Global Cinema 8: Armenia – Armenian Rhapsody (2012)

For all its diminutive size, Armenia has a fairly active film industry, albeit on a smaller scale, perhaps one of the legacies of its Soviet past. Sergei Parajanov was Armenian (albeit born in Georgia) and it has had a number of at least locally well-known filmmakers since. One of my favourite films of recent decades was The Lighthouse (2006) by Maria Saakyan, who sadly died too young at the age of 38. The film I present below isn’t technically Armenian but is a fine introduction to the country, and available on YouTube


Armenian flagRepublic of Armenia (Հայաստան)
population 2,957,000 | capital Yerevan (Երևան) (1.1m) | largest cities Yerevan, Gyumri (122k), Vanadzor (86k), Vagharshapat (47k), Abovyan (43k) | area 29,743 km2 | religion Christianity (Armenian Apostolic Church) | official language Armenian (հայերէն Hayeren) | major ethnicity Armenians (98%) | currency Dram (֏) [AMD] | internet .am

A mostly mountainous, landlocked country, bordering Turkey, Georgia, Azerbaijan and Iran. The original name Hayk’ (Հայք) traditionally derives from a legendary patriarch who settled in the area of Ararat, but the modern name Hayastan dates back to the Middle Ages, with the Persian suffix -stan. Evidence of human habitation dates back to the Bronze Age (c4000 BCE), including the earliest-dated wine-producing facility. The earliest Armenian geographic entity was established by the Orontid Dynasty (Achaemenid Empire) in the 6th century BCE, and became a kingdom within the Seleucid Empire, then Persian Empire. It went through various dynasties during the Middle Ages, until being conquered by the Mongols, and then divided by the Ottomans. Conflict during and after World War I resulted in the ‘Armenian Genocide’ by Ottoman Turks. Armenia was annexed with its neighbours by the Soviet Union in 1922, becoming its own SSR in 1936, eventually declaring independence on 21 September 1991. There was a conflict with neighbouring Azerbaijan, ending in 1994 but resulting in the contested territory of Nagorno-Karabakh. It now has a market economy, led by an elected President and Prime Minister.

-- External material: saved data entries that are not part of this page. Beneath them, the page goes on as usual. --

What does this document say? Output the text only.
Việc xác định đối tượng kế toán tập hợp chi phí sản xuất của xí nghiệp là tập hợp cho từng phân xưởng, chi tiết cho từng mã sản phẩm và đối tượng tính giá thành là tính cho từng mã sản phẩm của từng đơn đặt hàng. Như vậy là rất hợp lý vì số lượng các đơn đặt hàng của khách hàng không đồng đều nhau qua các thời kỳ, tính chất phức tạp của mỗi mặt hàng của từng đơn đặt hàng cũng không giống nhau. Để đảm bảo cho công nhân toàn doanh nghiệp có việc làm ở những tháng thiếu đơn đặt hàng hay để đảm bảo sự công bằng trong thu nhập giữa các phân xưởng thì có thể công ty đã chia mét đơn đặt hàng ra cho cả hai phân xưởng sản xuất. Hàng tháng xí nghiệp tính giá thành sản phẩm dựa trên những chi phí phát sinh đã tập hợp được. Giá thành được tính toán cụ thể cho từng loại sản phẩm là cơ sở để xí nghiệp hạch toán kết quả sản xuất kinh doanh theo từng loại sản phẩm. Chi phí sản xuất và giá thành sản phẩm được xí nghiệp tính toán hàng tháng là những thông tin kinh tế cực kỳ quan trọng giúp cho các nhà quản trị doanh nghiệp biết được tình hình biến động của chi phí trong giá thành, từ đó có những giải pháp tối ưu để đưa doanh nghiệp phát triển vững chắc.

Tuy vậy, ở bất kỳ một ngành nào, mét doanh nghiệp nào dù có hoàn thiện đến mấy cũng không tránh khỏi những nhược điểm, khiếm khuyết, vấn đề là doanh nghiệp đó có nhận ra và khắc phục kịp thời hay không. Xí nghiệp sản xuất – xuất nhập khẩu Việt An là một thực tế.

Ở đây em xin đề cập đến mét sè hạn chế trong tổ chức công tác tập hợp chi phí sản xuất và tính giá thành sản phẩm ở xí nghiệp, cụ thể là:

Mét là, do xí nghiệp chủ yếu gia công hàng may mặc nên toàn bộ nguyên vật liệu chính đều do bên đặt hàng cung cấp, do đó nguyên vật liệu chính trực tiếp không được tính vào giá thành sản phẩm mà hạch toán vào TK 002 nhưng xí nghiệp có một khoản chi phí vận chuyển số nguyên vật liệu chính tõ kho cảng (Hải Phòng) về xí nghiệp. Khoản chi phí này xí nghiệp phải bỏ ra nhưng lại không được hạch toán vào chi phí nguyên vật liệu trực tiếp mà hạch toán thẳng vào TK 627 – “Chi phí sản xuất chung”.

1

Cinema in the country was established by the Soviets in 1923, though there are earlier films with an Armenian subject. The Armenfilm studio was established shortly after in 1924. In modern times, two or three feature films and a number of documentaries are produced each year, with the most notable director being Sergei Parajanov (who worked during the Soviet era, most famously on The Colour of Pomegranates). The most famous international director of Armenian ethnicity is Atom Egoyan (although he was born in Cairo and lives and works in Canada).

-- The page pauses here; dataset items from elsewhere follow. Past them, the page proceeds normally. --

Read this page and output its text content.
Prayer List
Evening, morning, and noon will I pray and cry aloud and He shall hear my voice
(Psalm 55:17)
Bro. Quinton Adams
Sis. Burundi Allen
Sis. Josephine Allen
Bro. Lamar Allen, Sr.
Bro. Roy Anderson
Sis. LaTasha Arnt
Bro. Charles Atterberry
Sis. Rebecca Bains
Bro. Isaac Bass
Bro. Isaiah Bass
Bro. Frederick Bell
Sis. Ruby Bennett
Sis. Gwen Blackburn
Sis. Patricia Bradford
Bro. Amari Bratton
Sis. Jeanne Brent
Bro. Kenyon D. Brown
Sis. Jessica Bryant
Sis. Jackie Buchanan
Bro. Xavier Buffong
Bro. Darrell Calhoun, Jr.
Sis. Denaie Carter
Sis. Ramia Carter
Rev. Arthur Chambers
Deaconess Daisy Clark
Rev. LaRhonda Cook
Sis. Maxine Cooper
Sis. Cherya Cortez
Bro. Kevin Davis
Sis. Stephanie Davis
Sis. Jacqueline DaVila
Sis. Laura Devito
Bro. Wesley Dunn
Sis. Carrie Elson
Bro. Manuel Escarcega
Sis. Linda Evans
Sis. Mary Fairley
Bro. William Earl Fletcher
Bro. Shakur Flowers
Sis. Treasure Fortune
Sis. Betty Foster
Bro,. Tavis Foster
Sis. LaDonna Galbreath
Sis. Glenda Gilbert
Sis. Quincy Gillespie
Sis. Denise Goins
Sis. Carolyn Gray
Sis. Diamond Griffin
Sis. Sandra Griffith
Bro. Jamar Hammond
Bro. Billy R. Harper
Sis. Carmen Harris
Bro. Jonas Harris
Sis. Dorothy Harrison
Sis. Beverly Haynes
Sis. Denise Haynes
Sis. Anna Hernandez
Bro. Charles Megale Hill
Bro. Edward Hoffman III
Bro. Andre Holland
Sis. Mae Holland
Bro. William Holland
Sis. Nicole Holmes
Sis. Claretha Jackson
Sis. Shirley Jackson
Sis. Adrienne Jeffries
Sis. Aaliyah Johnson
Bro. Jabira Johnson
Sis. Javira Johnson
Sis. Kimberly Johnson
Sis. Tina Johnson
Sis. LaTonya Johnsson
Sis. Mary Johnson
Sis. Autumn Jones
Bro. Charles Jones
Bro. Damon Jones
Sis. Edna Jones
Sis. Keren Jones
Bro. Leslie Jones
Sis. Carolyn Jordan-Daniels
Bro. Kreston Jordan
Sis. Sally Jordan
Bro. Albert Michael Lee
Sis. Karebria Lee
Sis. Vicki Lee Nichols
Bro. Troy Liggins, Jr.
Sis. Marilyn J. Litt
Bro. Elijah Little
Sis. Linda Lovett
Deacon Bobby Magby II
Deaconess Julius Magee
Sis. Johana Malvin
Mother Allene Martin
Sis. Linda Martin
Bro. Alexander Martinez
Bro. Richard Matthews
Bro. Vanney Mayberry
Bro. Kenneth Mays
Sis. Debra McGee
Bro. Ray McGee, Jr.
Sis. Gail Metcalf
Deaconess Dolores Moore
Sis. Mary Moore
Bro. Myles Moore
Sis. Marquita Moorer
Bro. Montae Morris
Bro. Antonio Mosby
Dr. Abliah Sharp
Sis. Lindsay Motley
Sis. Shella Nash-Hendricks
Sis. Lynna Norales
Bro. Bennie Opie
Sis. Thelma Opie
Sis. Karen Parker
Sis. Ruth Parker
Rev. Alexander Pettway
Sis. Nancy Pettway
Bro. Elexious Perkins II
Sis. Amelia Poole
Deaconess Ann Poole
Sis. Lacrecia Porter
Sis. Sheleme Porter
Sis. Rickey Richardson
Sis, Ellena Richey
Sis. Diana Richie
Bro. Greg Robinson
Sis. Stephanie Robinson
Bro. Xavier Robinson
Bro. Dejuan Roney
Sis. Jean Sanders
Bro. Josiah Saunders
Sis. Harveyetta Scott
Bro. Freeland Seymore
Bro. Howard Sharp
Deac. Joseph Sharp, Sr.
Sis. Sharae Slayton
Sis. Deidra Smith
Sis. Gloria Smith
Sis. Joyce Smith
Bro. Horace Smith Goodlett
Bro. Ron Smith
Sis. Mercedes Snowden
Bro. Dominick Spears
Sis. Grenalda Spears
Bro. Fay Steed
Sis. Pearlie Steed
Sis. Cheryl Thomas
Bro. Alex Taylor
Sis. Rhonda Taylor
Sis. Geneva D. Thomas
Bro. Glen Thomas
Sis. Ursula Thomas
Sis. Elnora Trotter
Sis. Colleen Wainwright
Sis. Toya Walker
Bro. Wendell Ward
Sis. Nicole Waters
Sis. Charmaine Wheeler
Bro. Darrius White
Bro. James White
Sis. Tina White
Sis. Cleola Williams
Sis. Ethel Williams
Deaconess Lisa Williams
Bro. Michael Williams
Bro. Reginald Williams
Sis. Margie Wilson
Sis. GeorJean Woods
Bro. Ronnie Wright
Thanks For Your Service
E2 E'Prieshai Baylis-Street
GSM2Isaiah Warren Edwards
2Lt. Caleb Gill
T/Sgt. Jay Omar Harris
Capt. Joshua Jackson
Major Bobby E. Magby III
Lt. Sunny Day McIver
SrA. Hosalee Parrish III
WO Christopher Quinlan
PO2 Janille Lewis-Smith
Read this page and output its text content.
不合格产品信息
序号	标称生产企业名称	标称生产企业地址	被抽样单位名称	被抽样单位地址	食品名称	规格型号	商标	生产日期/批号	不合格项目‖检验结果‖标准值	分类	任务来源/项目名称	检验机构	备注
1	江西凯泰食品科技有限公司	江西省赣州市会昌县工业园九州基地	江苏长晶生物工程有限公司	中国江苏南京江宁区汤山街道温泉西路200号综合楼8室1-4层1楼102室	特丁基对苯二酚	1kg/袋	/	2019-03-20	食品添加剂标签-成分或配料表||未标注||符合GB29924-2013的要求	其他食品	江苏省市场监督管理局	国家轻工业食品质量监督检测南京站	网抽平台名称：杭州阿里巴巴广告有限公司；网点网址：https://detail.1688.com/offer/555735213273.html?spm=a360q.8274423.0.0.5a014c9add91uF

Rapsódia Armênia (Armenian Rhapsody aka Հայկական ռապսոդիա, 2012)

This film, which calls itself an “Armenian Rhapsody” isn’t actually Armenian it turns out, but rather a Brazilian film made by a trio of people with Armenian ancestry (or so I’m guessing from their surnames). However, given that I imagine most people don’t know very much about Armenia, it’s a fairly pleasant ride. Images of people flash up over the credits, and we get to see a few of their lives in a bit more detail: a likeable young couple getting married; an old man talking about the pitfalls of Communism in front of a victorious statue; another chap at home talking about the Armenian Genocide (which is officially recognised by Uruguay, he exclaims); and a chap with a glorious moustache he grows in recognition of tradition (for facial hair looms large). It’s not a revelatory work, but a pleasant stroll through various parts of Armenia, and a likeable introduction to the country.

Armenian Rhapsody film posterCREDITS
Directors/Writers Cassiana Der Haroutiounian, Cesar Gananian and Gary Gananian; Cinematographers Der Haroutiounian and Gary Gananian; Length 63 minutes.
Seen at home (YouTube), London, Wednesday 1 July 2020.